Вспоминается и другое. Низкая, темная жаркая чайная. На стенах обязательные портреты Ленина и Троцкого. Терпкий запах махорки и овчины. Всё полно народу. Много седых, кудластых голов и бород. Молодой, развязный, но очевидно глупый уездный агитатор хлёстко и задорно ведёт антицерковную агитацию. «Никакого бессмертия души, товарищи, быть не может, акромя обмена круговращения. Сгниет человек, удобрит землю, и вырастет на могиле, к примеру сказать — куст сирени».
«Дурак, — прерывает оратора сиплый голос старого кузнеца, — да скажи ты мне на милость, какая же для твоей души может быть разница, быть ей навозом или быть кустом... Кустом, да этакое бессмертие и сорока на хвосте унесёт». Вся чайная громко хохочет и явно одобряет кузнеца. Но молодой оратор не смущается. Быстро меняя тему, он так же развязно продолжает:
«Опять говорю я, церковь; какая такая может быть святая церковь, когда известно, в государстве российском каждый третий поп пьяница».
«А хоть бы и всё, — снова вступается кузнец, протискиваясь, очевидно для убедительности, ближе к оратору. — Ты вот во что вникни, — кто в попе пьёт. Если человек выпьет, этот грех ему завсегда простится, мы же в батюшке не человека чтим, а сан. Что мне за дело, ежели портки поповские напьются, была бы ряса трезва, так-то, милый!»
Приезжий оратор окончательно убит. Чайная в полном восторге. Кузнец победоносно возвращается к своему столу, и всюду слышны голоса: «Ну, и дядя Иван, в лоск... Ей Богу, в лоск».
Спору нет, большевик в дураках, но большая и спорная тема: не в спорах ли с большевистскою жизнью окреп доморощенный ум кузнеца Ивана...
Небольшая писательская квартира, чадит железная печка, холодно. Кто в драповом пальто, кто в фуфайке, многие в валенках. На чайном столе ржаной символ прежних пирогов и печений и изобретение революции, керосиновая свеча. В комнате почти вся философствующая и пишущая Москва. Иногда до 30—40 человек. Жизнь у всех ужасная, а настроение бодрое и в корне, по крайней мере, — творческое, во многих отношениях, быть может, более существенное и подлинное, чем было раньше, в мирные, рыхлые, довоенные годы.

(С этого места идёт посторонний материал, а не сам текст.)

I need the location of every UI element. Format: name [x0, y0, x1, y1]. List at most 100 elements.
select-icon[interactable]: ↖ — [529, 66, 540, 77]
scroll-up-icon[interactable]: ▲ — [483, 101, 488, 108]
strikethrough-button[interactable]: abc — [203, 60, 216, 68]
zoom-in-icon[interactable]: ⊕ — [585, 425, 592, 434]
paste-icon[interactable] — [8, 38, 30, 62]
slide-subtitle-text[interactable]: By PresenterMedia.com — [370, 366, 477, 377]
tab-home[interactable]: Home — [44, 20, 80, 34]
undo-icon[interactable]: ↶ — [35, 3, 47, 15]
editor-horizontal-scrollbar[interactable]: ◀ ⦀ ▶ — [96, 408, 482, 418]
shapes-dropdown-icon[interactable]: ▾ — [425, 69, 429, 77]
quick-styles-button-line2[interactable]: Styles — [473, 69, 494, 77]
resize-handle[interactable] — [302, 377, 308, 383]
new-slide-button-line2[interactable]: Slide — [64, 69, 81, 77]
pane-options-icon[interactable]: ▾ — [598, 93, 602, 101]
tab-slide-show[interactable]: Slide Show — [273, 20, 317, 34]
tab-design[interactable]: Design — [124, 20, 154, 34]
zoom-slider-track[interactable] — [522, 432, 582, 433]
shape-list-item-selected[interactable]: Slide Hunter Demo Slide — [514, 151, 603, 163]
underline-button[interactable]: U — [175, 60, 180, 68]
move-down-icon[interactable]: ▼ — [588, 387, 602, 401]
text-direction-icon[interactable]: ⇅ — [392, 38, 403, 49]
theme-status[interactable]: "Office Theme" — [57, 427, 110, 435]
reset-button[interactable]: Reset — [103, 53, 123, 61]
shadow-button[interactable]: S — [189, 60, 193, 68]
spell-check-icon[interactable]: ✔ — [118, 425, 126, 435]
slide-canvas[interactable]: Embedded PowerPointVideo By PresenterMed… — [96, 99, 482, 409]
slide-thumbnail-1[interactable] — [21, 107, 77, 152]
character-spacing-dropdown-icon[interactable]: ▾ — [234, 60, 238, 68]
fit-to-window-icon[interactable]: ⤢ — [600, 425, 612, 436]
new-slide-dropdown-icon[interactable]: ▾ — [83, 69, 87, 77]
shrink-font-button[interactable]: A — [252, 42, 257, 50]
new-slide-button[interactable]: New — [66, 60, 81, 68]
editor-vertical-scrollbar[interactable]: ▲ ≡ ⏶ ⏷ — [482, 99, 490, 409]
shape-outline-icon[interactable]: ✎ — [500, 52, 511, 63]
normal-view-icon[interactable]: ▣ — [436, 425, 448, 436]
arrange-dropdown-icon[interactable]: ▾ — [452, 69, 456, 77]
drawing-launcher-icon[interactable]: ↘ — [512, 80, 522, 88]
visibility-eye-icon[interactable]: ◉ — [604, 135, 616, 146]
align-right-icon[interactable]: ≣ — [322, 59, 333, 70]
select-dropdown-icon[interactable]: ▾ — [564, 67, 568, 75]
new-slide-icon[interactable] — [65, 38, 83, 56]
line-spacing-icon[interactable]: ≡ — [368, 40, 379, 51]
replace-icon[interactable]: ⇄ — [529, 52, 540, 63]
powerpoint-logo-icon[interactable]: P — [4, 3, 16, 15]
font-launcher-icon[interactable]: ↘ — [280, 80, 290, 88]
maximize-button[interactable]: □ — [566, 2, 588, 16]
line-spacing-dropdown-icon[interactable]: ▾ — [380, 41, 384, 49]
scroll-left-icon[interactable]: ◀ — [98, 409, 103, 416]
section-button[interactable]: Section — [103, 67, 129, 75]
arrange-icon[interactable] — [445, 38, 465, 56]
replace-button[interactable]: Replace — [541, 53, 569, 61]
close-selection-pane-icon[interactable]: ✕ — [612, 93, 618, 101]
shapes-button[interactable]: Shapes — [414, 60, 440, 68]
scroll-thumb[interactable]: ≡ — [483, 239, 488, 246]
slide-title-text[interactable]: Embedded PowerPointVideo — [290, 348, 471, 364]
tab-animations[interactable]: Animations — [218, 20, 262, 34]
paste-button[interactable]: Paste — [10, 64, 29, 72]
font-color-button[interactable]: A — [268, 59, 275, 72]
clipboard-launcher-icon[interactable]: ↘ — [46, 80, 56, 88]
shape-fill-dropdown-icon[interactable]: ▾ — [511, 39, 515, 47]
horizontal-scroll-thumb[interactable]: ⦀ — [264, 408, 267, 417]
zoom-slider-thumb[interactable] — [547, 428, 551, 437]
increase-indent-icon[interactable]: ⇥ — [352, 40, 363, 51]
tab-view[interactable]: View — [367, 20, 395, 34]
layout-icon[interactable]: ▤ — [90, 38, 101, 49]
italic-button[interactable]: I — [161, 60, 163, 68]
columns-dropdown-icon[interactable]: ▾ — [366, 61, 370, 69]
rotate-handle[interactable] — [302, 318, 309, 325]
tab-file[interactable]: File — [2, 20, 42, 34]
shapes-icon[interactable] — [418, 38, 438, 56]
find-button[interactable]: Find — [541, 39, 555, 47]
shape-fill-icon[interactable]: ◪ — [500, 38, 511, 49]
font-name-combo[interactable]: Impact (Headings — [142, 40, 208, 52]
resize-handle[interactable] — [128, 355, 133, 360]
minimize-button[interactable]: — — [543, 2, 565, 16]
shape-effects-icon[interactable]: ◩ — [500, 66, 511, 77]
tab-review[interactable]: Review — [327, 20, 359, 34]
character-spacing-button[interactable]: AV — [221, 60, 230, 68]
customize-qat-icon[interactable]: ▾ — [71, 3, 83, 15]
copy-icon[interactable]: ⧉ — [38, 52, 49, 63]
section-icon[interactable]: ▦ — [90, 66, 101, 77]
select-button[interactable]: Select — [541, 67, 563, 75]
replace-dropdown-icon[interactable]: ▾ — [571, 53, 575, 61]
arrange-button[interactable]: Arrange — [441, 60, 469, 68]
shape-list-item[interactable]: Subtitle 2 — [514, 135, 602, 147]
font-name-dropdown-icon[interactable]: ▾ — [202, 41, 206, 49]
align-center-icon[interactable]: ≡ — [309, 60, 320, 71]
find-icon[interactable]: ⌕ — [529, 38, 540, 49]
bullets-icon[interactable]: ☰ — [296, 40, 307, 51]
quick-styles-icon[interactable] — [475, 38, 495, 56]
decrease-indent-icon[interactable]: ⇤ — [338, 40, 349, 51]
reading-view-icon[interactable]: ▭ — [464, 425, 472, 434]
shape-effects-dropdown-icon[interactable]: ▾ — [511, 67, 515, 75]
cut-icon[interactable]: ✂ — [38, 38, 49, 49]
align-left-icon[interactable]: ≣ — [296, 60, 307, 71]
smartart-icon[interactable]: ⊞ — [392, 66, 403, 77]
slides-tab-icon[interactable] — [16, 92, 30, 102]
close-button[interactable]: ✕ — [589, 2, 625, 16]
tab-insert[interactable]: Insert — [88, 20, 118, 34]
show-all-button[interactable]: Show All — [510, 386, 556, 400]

Весь вагон давно спит, лишь мы с женой стоим у окна. Я смотрю в чёрную ночь и страницу за страницей листаю свои воспоминания за пять безумных лет. И странно, чем дальше я листаю их, тем дальше отодвигается от души приближающаяся ко мне разумная Европа, тем значительнее вырисовывается в памяти удаляющаяся от меня безумная Россия.
Очерк II
Через три часа Рига. Подъезжаю к ней со страшным волнением и в очень сложных чувствах. За годы войны этот, всячески чужой, благоразумный город медленных, скрипучемозглых латышей, онемеченных европейских купцов и офранцуженных немецких баронов как-то странно сросся с душою.
Наголову разбитые Макензеном, после десятимесячных, тягчайших карпатских боев, были мы летом пятнадцатого года направлены в Ригу на отдых и на пополнение. «Мир» — обыденное, ежедневное, с детства знакомое — впервые предстал нам здесь как невероятное, небывалое, невозможное, как чудеса, чудо, мистерия. Чистые комнаты гостиниц, громадные, белые, облачные постели, головокружительные, расслабляющие ванны, наментоленные пальцы парикмахеров, тревожные звуки струнных оркестров в ресторанах, роскошные, благоухающие цветы в садах и всюду, везде и над всем непостижимые, таинственные женские взоры — все это раскрывалось нам в Риге не как царство вещей, но как царство идей.
После шестинедельного отдыха мы были снова брошены в бой: мы защищали Ригу под Митавой (странный, жуткий, фантастический, мёртвый городишко), защищали её на реке Эккау, упорно защищали у «Олая», отчаянно у треклятой «Корчмы Гаррозен». Под нею наша бригада отдала в плен свою шестую батарею, под нею же наша, третья, потеряла двух доблестных офицеров, двух прекрасных, незабвенных людей. Всю долгую осень пятнадцатого года мы стояли в восемнадцати верстах перед Ригой, призрачно существуя на острой грани подземного, окопного бытия и городской, нарядной жизни, ночных атак и симфонических концертов, смертельных ранений и мимолетных романов, ежедневно проливаемой крови и ежедневно привозимого из Риги вина, упоения тайною жизни и содрогания перед тайною смерти.